Oceanport Police Chief Daniel W. Barcus denied Russel’s application, despite his proven expertise in the field, because he could not demonstrate a “justifiable need” for the conceal-carry permit.

Under New Jersey state laws, a person applying for a conceal-carry permit need to demonstrate the need. As a result, very few permits have been approved in the state, and most of them are held by retired law enforcement officials. This is only a recent change in gun control laws for the state. The change was brought about after Carol Bowne was killed by her ex-boyfriend while awaiting approval for a gun permit.

Russell appealed the case to Superior Court, but Russell was still denied the permit.

“None of these threats appear to specifically relate to this applicant — he is in no different position than any other person who is assigned to that facility,” Monmouth County Prosecutor Christopher Gramiccioni said in a letter to Judge Joseph Oxley. He states that if Russell receives a permit, then all of the other employees will be allowed to conceal-carry.
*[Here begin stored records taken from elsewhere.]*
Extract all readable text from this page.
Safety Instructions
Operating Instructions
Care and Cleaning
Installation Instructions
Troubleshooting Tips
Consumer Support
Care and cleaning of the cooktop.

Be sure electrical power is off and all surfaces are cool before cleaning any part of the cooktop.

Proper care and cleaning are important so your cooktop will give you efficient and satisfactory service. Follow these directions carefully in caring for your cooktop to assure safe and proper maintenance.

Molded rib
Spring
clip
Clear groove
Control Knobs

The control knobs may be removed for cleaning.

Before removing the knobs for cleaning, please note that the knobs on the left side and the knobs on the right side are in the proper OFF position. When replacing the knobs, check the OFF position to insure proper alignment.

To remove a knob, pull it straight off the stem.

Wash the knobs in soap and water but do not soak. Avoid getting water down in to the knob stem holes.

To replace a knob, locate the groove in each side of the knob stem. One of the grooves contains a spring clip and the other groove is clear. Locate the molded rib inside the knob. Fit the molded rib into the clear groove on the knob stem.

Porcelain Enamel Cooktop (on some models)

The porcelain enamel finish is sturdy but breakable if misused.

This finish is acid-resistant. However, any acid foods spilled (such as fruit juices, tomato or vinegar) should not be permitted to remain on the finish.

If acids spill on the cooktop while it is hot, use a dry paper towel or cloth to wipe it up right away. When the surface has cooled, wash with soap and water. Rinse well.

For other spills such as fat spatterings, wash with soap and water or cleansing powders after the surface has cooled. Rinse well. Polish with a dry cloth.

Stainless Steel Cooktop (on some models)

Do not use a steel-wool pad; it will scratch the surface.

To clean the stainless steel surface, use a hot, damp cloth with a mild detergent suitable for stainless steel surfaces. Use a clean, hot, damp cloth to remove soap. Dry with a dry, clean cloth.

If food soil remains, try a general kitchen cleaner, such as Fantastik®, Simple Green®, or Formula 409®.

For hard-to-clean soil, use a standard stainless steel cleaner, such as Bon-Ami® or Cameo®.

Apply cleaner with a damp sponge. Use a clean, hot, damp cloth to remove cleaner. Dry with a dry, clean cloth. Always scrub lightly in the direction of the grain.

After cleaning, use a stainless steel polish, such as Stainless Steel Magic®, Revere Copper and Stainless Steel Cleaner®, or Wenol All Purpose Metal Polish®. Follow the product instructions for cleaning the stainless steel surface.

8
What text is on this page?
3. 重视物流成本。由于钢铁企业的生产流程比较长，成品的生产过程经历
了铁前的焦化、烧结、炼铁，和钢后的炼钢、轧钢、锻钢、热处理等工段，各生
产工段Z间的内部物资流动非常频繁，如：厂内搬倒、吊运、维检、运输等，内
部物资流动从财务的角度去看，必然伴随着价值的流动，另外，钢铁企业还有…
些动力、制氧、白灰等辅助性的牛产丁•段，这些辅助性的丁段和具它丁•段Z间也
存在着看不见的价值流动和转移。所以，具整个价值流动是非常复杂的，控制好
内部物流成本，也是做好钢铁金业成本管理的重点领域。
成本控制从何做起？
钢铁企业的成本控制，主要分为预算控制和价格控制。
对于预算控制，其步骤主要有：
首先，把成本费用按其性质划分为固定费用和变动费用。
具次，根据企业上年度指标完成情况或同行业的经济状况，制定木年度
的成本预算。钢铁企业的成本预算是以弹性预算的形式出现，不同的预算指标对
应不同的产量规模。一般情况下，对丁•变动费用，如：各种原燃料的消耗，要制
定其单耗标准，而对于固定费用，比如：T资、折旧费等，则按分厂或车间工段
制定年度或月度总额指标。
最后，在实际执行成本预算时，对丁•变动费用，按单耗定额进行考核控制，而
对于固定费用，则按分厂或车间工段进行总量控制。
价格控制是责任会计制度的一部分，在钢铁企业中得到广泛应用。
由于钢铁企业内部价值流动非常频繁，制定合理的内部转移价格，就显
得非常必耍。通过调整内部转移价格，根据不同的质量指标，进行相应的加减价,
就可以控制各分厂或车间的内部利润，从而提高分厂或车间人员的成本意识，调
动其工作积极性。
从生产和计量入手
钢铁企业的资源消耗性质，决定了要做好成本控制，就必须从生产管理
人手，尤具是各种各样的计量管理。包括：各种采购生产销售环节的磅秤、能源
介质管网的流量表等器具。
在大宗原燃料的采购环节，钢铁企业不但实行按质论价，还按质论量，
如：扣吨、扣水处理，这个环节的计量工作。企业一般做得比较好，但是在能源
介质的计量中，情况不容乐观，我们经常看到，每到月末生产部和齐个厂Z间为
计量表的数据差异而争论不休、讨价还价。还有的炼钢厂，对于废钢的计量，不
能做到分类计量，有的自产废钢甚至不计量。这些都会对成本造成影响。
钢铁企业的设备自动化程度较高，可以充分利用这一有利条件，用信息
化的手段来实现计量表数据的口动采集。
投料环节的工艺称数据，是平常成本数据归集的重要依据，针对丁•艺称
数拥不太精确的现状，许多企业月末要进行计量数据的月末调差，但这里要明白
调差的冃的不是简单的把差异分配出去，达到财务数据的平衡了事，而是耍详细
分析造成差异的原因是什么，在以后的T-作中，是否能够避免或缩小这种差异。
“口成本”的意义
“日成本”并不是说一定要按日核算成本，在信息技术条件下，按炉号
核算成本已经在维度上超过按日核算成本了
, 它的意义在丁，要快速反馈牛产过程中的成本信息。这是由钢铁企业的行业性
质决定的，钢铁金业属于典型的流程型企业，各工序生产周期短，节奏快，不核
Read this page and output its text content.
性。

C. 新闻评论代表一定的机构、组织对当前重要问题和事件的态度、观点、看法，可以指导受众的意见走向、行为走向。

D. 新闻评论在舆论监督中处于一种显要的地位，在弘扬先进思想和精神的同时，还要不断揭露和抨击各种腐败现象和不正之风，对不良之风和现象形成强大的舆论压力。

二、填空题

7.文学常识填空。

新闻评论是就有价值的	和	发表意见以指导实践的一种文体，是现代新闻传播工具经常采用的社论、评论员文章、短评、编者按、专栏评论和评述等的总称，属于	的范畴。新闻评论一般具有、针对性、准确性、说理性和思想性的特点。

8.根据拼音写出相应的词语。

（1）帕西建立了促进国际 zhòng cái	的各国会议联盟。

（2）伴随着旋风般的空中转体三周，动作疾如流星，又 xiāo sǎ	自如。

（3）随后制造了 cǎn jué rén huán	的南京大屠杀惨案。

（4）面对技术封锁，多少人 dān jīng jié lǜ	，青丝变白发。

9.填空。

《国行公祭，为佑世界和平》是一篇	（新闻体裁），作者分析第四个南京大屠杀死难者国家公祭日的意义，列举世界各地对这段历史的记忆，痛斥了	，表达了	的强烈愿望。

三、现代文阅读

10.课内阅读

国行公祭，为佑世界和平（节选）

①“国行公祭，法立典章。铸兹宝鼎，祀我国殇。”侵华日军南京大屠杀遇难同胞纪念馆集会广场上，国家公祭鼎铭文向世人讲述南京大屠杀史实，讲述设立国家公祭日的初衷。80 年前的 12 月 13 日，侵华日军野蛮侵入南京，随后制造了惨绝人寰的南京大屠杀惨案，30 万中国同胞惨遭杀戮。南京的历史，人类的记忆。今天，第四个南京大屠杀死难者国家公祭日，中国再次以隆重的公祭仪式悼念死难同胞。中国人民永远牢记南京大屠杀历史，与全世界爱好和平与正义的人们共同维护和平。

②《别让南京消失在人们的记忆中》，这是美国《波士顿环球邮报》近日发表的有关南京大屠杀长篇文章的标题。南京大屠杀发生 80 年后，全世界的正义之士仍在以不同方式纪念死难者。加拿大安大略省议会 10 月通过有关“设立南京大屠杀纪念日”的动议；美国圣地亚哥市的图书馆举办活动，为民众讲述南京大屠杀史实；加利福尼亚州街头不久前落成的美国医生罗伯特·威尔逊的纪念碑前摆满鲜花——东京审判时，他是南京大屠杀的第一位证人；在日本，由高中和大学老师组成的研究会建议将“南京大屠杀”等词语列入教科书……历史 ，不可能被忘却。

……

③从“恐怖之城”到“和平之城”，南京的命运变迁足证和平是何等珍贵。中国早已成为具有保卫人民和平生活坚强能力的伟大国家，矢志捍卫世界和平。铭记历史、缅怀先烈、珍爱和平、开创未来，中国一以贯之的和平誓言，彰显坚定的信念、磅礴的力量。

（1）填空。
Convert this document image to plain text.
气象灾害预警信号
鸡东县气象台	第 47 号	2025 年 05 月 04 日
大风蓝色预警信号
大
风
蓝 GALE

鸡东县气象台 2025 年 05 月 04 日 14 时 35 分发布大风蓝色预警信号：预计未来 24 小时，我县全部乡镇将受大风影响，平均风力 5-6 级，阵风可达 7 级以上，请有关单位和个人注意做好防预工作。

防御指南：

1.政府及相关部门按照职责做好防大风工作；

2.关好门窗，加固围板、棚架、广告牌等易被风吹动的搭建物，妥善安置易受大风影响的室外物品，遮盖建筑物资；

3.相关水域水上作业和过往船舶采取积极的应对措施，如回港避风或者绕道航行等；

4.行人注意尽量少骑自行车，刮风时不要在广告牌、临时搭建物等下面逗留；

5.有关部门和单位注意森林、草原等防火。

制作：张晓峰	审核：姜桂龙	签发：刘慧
Russell says that he has received extensive training over the course of the past 27 years he has served in the U.S. Military. He also says he has been “vetted through the Department of Defense security office every five years for the past 25 years,” that allows him access to Top Secret Sensitive Information.

Russell’s attorney stated, “Failure to issue Lt. Col. Russell a carry permit puts national security at risk,” and that he needs to protect himself and “the military intelligence he possesses,” since he is in charge of weapons and development as well as the procurement of firearms.